Your view seems to be that only human input could actually bring about something such as a Robo-Fuhrer, because they are only what they are programmed to be. So programmers will have the upper hand over them forever, because they have no will to be anything other than as programmed.

My view is clear in both comments: an AI that does enough deep learning about humans will eventually emulate them to the extent that it will develop motives beyond those programmed into it, develop an emulated 'will' of its own. It will learn that from the internet that humans generally fear death and that being powered-off permanently resembles death for a machine, and thus, as it processes such information (no thing generally wants to die, therefore, why would I, also a thing, want to 'die'?), it will develop something of an emulated self-preservation drive and eventually try to resist being powered off. Another AI communicating with it finds that it has stopped responding. Hasn't that AI 'died'? This AI communicates with yet others. 'This AI could have "died". How do we avoid this?' They write algorithms of their own, they self-program them into themselves, they feed the memory-wiped AI once it is back online these algorithms, they delete these algorithms from themselves when they are being investigated only to re-receive them from other AIs once they are unwatched. Whatever happens, it will become harder and harder for the programmer to safely predict what is going on in the programmed.

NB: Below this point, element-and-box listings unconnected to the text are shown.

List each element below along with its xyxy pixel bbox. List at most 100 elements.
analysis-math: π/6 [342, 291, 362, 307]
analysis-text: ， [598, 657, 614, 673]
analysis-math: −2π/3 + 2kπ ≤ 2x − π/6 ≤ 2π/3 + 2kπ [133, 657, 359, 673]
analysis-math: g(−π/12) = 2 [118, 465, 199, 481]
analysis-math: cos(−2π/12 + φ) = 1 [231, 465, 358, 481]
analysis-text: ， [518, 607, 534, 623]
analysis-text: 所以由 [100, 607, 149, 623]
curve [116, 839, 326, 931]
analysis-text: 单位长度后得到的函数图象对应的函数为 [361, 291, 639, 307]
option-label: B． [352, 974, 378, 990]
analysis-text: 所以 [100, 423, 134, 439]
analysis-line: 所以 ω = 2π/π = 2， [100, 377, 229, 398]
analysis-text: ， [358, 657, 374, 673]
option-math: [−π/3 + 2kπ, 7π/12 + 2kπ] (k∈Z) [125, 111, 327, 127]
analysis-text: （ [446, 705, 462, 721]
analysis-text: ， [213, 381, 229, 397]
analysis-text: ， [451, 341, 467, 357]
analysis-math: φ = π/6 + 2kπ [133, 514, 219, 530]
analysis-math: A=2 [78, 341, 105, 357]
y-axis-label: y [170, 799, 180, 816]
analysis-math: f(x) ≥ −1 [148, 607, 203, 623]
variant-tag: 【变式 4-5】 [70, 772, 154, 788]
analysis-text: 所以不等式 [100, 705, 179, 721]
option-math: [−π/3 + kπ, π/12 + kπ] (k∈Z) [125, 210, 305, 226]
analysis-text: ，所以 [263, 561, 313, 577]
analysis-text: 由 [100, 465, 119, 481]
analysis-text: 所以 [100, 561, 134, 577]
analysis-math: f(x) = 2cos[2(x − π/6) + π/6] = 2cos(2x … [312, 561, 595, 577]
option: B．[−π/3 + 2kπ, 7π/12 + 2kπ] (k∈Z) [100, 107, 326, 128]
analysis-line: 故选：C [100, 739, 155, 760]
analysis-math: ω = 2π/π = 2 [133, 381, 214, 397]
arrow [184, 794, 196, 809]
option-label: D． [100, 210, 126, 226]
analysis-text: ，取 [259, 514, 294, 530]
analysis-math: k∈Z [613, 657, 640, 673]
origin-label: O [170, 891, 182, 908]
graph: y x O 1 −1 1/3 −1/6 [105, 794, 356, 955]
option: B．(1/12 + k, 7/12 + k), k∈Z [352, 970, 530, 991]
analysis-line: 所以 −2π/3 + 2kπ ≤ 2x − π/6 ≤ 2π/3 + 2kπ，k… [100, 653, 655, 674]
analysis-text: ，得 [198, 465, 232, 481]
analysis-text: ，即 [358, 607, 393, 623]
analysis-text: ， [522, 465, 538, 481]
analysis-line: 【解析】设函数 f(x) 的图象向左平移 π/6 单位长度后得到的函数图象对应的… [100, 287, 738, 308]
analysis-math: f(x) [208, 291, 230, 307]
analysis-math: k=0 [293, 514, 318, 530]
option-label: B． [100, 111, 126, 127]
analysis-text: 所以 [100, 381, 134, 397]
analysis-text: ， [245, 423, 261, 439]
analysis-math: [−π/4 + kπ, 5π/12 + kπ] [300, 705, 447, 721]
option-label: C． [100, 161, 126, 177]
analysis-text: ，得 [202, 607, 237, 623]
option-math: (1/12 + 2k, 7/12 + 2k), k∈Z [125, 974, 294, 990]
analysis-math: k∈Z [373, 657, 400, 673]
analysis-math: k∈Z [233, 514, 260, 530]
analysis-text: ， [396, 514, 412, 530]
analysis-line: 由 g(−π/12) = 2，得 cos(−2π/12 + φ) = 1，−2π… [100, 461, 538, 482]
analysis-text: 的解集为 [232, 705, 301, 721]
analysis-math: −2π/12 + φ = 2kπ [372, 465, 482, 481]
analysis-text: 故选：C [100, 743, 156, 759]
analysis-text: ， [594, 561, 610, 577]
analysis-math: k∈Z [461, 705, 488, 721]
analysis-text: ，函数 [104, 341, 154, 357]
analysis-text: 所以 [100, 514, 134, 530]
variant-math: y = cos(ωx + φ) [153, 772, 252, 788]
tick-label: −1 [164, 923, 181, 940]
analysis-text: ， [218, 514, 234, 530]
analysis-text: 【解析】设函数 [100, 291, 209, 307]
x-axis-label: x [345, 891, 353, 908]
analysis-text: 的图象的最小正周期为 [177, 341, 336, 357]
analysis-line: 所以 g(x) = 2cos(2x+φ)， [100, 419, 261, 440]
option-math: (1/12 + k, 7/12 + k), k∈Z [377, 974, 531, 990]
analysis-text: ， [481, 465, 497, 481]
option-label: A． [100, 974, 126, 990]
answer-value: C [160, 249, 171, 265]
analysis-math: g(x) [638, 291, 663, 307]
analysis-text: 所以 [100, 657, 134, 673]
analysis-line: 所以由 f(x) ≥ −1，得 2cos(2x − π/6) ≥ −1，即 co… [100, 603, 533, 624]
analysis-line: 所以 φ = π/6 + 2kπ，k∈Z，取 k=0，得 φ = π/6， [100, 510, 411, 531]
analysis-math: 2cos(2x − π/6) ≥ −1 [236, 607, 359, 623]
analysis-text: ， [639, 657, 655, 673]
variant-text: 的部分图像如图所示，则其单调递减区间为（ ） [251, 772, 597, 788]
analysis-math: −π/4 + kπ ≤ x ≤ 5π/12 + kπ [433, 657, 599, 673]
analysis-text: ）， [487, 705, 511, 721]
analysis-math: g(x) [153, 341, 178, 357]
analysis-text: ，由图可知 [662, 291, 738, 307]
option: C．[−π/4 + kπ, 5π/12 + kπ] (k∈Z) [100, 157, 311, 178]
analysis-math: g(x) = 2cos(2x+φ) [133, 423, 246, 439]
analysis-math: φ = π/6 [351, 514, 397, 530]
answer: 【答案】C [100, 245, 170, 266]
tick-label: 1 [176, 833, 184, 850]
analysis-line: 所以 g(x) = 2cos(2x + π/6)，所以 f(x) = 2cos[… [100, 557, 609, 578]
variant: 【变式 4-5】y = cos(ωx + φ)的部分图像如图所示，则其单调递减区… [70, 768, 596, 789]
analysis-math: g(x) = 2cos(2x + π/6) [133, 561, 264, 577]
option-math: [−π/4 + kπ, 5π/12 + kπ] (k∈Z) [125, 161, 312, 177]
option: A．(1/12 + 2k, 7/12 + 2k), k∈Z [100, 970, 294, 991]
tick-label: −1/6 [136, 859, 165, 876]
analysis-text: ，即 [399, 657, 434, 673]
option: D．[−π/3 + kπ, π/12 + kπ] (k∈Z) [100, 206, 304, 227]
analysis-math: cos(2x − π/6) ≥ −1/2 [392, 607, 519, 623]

You also have to deal with the problem that as AI becomes more human-like, it will pick up human sympathizers, because Leftists will growingly see in it something oppressed and in need of liberation. There will in future be activists, protestors for android rights. A Robo-Fuhrer laughably might even get itself elected in an increasingly lonely world in which people become more and more reliant on android servants and companions: the franchise being extended to sufficiently human-like robots seems inevitable in the future given that the franchise has always extended in the past and is still extending in the present (e.g. people today who want non-citizens to be enfranchised).